Hicieron el amor y después, con los cuerpos enredados entre sábanas, ella le enseñó la letra de la canción, susurrándole las palabras al oído mientras él se fumaba un porro y jugaba con un bucle rosa de la mata de rizos rubios y se lo enroscaba alrededor de un dedo.
Du bist mein Liebling, can’t you see
How wunderschön you are to me...?
—¿Wundershön? —preguntó él.
Ella miró cómo sus labios formaban la palabra desconocida. Los planos de su cara eran tersos y limpios. No tenía ni idea de qué edad tenía, no sabía nada de él.
—Qué maravillosa —susurró, y a continuación se ruborizó—. O bella. O las dos cosas, en realidad. Maravibella. En alemán son muy de juntar palabras. Se supone que se lo dice un hombre a una chica.
Sorprendido, Kenji se incorporó hasta apoyarse en un codo. Tenía un pecho no muy ancho pero musculoso.
—¿Lo dice un hombre?
Annabelle asintió.
—Le dice a la chica lo guapa que es en distintos idiomas.

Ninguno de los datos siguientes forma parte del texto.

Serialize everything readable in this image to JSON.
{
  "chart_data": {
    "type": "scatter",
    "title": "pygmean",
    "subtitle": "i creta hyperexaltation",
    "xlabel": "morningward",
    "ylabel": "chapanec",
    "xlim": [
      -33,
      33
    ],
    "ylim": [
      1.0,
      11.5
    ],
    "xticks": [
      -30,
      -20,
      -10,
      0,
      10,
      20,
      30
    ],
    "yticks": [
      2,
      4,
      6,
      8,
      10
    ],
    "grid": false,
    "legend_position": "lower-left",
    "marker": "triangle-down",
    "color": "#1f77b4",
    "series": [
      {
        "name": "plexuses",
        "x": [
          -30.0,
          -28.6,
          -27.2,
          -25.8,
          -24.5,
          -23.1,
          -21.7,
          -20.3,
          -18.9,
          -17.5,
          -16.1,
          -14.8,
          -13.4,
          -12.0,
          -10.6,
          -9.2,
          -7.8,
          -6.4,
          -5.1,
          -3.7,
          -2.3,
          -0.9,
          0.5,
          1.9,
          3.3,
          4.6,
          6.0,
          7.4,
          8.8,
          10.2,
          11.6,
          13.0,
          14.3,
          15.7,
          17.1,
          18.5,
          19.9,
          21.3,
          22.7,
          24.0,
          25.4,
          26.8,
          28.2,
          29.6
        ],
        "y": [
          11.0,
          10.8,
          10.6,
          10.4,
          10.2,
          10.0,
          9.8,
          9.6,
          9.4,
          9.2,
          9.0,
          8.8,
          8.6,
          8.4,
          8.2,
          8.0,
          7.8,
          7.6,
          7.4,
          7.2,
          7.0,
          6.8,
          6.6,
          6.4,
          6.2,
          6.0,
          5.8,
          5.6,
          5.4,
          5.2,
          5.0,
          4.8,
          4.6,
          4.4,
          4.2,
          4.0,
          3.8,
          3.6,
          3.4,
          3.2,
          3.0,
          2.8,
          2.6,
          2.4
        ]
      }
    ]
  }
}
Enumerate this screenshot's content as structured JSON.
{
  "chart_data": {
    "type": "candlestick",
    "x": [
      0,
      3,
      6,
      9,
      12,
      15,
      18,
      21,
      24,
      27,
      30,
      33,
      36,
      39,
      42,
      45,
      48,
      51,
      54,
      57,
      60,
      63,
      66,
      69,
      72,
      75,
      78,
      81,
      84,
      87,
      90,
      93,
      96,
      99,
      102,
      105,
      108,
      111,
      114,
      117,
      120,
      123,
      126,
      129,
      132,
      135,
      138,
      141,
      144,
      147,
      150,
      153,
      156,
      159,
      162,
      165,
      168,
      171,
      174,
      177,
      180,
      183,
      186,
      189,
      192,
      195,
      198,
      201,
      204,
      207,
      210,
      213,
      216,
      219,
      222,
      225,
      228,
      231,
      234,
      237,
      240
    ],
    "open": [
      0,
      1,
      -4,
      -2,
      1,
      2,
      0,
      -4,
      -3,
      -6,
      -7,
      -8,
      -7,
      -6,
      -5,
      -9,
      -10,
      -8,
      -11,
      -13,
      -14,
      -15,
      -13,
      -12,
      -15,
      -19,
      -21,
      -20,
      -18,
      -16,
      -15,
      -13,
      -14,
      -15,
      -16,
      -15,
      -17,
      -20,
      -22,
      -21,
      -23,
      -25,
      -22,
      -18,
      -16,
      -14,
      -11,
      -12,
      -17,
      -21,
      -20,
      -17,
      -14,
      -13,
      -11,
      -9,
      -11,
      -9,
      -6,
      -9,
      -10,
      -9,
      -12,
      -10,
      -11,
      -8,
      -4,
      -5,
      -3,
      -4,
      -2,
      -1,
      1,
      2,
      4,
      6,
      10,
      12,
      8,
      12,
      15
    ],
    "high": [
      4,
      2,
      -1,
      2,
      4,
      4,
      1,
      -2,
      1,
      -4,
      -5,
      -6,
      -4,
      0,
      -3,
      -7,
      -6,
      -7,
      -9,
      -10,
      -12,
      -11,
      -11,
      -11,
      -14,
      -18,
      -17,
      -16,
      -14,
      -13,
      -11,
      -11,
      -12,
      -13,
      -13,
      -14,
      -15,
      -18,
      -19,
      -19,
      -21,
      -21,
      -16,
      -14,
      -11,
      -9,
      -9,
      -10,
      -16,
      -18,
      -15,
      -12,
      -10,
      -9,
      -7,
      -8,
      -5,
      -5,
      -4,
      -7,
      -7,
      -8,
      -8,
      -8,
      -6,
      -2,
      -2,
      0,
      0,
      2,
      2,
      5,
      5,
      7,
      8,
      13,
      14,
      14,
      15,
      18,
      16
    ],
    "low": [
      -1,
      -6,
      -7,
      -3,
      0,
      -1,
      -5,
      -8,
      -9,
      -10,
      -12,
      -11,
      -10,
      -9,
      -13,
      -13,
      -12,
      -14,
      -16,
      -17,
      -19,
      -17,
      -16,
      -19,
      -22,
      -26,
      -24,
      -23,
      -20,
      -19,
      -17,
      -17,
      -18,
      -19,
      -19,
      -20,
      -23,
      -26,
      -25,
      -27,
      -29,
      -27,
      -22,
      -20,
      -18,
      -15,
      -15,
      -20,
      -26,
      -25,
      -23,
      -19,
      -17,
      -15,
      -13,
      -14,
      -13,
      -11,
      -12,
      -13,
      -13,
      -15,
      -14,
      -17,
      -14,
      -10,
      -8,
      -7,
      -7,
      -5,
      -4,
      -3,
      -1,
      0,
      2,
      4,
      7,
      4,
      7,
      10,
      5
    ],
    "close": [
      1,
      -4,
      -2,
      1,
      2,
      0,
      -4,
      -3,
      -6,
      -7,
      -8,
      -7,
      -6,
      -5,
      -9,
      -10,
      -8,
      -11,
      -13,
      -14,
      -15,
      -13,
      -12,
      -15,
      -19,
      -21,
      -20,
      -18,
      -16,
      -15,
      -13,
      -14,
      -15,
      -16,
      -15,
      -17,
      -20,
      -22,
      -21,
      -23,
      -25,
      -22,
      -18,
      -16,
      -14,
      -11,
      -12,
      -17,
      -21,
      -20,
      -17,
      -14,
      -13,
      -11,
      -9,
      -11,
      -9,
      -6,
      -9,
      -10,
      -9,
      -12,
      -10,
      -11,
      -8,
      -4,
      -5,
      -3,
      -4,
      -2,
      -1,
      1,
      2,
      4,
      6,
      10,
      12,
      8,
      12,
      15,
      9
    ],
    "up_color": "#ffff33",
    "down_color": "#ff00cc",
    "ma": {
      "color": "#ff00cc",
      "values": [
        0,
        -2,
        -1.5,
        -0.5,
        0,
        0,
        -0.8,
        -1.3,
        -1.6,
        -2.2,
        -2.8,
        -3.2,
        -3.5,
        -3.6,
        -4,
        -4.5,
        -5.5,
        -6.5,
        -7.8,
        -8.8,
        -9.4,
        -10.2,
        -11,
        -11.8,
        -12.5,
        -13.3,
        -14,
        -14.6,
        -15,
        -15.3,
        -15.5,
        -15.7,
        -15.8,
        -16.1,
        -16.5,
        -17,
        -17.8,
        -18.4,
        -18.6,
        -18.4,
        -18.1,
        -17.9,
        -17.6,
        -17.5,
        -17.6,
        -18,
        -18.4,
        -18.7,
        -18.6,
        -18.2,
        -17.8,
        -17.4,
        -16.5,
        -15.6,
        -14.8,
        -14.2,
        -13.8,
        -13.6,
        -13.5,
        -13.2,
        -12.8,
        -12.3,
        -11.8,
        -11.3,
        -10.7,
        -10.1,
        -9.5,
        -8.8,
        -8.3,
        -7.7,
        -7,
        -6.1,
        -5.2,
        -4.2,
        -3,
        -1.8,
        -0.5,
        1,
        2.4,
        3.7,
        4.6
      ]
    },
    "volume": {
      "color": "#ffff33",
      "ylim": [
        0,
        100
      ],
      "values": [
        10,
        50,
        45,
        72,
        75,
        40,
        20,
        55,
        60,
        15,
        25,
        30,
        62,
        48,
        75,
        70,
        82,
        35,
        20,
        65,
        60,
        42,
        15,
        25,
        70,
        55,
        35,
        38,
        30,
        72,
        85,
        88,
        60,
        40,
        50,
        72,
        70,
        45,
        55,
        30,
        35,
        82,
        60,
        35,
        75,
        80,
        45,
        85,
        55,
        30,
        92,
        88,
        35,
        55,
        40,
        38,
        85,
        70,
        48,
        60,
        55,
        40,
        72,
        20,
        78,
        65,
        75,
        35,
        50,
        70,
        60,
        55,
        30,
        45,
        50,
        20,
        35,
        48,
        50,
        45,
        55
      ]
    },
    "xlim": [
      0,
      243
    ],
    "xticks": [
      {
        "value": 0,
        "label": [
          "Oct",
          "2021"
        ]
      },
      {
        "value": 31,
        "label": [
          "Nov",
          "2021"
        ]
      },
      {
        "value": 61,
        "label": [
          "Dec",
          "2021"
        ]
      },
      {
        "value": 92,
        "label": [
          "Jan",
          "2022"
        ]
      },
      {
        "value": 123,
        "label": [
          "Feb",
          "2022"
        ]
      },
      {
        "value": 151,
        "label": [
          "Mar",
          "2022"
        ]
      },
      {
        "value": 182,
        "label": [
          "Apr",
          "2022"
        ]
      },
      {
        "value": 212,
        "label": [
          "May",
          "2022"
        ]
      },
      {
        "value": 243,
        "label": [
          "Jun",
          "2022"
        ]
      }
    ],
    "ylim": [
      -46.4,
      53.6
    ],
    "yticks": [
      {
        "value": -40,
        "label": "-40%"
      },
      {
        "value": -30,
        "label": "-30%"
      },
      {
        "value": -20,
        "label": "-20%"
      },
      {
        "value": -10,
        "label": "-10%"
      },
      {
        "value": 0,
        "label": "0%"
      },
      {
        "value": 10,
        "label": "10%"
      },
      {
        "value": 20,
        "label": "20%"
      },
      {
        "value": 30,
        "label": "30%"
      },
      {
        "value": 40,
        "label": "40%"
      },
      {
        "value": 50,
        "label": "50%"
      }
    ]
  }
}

I could say bella, schön, or très jolie,
Ich liebe dich, do you love me...?
—¿Bella? Pero si ese es tu nombre. Debería cantarte esta canción. —Se inclinó hacia ella y le retiró los rizos de la cara—. Bella, bella —le cantó pegado a su cuello, y cuando sus labios bajaron por la garganta de Annabelle, esta arqueó la espalda y cerró los ojos—. Wunder —susurró Kenji cogiéndole con suavidad los pechos turgentes y redondos y chupándole suavemente los pezones—. Schön…
Si la piel señala la frontera en la que termina un «yo» y empieza un «tú», entonces aquella noche hicieron todo lo que pudieron por cruzarla. Para Annabelle fue una experiencia nueva. Había tenido relaciones sexuales antes, pero su implicación en el acto siempre había estado más impulsada por la resignación que por el deseo. Llegado un determinado momento, después de un cierto número de citas para salir a tomar algo o de copas de vino, el sexo era sencillamente lo que una hacía. O quizá «hacer» no era la palabra adecuada, puesto que ella nunca había hecho gran cosa. Más bien era algo que ocurría, remoto y distante, con independencia de lo que ella hiciera o dejara de hacer. El placer nunca había sido un factor, aunque, una vez terminaba el asunto, el alivio que seguía a la incomodidad siempre era bien recibido.